Assim É Percorrer O Mundo Com Filhos

Ferrán tinha só 7 anos no momento em que juntou-se aos seus pais e à tua irmã por volta de uma omelete de batatas, que preparou na cozinha de uma mulher em Tailândia. A nação asiático foi o primeiro dos vinte destinos que visitaram a família durante quase 2 anos, “puxando economias”.

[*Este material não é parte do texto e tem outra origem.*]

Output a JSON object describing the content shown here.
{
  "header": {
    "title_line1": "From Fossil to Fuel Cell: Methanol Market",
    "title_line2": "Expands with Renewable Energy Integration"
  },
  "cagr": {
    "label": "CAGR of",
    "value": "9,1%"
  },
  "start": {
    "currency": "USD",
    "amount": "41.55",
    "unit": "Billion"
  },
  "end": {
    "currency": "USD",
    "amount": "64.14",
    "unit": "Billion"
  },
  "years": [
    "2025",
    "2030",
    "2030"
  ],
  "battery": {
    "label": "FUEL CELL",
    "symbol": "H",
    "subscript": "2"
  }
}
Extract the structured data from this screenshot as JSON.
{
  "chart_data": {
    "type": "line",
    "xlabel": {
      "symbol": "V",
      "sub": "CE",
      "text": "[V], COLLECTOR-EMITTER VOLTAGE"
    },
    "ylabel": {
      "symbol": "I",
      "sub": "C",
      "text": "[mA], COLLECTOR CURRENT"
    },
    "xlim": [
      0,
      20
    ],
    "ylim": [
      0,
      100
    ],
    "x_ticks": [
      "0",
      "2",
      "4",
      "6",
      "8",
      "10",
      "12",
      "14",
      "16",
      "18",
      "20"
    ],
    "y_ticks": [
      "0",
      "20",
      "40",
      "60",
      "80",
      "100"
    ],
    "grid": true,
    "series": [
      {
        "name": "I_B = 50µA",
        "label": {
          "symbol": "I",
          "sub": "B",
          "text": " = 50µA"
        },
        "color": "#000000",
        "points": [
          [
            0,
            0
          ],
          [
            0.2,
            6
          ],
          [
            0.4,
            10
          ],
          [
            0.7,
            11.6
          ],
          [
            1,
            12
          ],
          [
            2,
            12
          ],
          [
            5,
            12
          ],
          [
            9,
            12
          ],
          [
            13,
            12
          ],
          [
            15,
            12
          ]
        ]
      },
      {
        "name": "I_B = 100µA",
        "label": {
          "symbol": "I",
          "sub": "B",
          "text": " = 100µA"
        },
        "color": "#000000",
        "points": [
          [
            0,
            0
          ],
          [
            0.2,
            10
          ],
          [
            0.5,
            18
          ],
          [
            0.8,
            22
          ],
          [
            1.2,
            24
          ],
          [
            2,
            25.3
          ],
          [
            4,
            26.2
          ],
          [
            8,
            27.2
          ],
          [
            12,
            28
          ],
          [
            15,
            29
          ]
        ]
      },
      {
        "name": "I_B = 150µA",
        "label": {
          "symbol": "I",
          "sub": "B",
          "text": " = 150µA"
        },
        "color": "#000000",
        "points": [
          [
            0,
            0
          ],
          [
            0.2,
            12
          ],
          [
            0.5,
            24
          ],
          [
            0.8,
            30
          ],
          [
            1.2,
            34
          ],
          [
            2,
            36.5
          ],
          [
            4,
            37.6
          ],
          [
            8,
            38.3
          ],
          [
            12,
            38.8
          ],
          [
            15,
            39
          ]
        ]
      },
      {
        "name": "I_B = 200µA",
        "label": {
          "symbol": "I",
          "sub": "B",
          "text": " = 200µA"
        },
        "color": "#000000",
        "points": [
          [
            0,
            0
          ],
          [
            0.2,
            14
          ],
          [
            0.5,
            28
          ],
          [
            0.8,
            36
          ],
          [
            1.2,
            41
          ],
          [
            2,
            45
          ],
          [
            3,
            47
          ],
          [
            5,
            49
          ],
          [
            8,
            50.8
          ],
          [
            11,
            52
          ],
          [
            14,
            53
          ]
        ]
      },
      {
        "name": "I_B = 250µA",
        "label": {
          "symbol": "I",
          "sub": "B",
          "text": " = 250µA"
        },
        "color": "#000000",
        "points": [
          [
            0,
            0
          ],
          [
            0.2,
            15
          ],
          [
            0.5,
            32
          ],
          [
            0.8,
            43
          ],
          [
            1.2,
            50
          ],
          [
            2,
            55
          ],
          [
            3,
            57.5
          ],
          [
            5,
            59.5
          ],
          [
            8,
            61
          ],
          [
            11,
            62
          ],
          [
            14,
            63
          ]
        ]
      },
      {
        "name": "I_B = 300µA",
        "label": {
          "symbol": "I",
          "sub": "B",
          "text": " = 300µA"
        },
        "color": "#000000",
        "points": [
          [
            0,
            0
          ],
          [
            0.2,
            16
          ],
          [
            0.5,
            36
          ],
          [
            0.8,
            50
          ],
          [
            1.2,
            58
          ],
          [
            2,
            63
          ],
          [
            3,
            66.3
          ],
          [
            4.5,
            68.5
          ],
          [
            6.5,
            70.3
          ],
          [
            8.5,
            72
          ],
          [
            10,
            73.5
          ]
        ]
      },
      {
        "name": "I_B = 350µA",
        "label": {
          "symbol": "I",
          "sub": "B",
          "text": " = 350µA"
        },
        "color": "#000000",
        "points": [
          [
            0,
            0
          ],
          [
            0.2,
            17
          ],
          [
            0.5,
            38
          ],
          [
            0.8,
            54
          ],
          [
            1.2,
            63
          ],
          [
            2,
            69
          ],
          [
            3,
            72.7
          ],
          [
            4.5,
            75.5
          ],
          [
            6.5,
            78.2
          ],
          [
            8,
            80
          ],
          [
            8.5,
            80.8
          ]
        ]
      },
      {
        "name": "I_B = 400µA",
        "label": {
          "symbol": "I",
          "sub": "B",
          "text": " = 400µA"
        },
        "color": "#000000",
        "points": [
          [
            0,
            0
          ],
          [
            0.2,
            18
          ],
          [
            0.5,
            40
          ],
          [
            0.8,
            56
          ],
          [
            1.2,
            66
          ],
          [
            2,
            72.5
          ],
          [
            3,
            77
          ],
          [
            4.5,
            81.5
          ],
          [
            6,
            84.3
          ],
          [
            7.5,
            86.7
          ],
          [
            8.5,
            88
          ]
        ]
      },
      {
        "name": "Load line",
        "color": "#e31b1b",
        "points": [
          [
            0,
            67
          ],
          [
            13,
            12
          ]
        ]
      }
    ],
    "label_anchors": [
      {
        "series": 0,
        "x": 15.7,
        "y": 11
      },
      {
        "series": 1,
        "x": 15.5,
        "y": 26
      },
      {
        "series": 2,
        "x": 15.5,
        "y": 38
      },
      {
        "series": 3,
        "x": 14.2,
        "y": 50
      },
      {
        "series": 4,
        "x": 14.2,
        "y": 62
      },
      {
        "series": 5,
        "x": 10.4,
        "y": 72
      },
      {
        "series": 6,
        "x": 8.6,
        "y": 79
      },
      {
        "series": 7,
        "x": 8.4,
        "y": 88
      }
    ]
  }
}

São os pedágios que pagam as famílias viajantes, em que a paternidade não retém, nem seus horários tornadizos nem ao menos a faculdade; primam a experiência e a tua fórmula de estágio vivencial. Cada vez são mais os pais nômades deste século que se carregam a residência ao ombro em uma mochila e percorrem o mundo com seus filhos. O sociólogo José Luis Barceló, do Colégio de Sociólogos e cientistas políticos de Madrid, se entendem, se dão conta de que presenciaremos em um futuro um “nomadismo globalizado em que as pessoas procure periodicamente mobilidade.

Não é novo, de imediato no século XVIII existia. Toda gente queria perceber algumas culturas, no entanto nesta hora há mais capital e melhor distribuição da fortuna. Miquel e Sara acreditam que “qualquer um pode fazê-lo se sabe quais são suas prioridades”. Sim. Cada família é única e não há sinais universais que señalicen a rota: “segue esse sentido para concluir o teu périplo com sucesso”. Aqueles que o fizeram, sobressaem-se as vantagens da mudança de vida.

Os especialistas consultados concordam que os privilégios, contudo dizem por outro lado, que “conviver com ambientes em alteração pode simbolizar uma arma de 2 gumes”. “A socialização de alguém importa muito onde vive -a interação com as pessoas e seus costumes – e o viajante da idade adulta podes assumir bem as alterações, neste momento está formado. Mas as crianças conseguem construir uma forte dependência em ligação aos pais, por ser o teu único modelo de referência”, expõe Barceló ao apresentar da viagem como maneira de vida.

  • Soul Kitchen
  • João Dominioni (discussão) 22:08 doze jun 2017 (UTC)
  • dois Pianistas de jazz
  • Vestidos com a costura central apertada que serve para dividir os lábios
  • A morte dos roqueiros, da juventude, ajuda ao menos a uma consciência da mortalidade
  • Bogotá, Colômbia

O psicólogo especialista em preocupação e estresse Alberto Jimenez explica, por outro lado, que a nível académico “os filhos de pais viajantes por ventura falta de uma base teórica que você irá ser obrigado a no momento em que incorporem em teu estudo de conceitos mais complexos”. Para Barceló, desta forma se criam “mentes mais fechadas”.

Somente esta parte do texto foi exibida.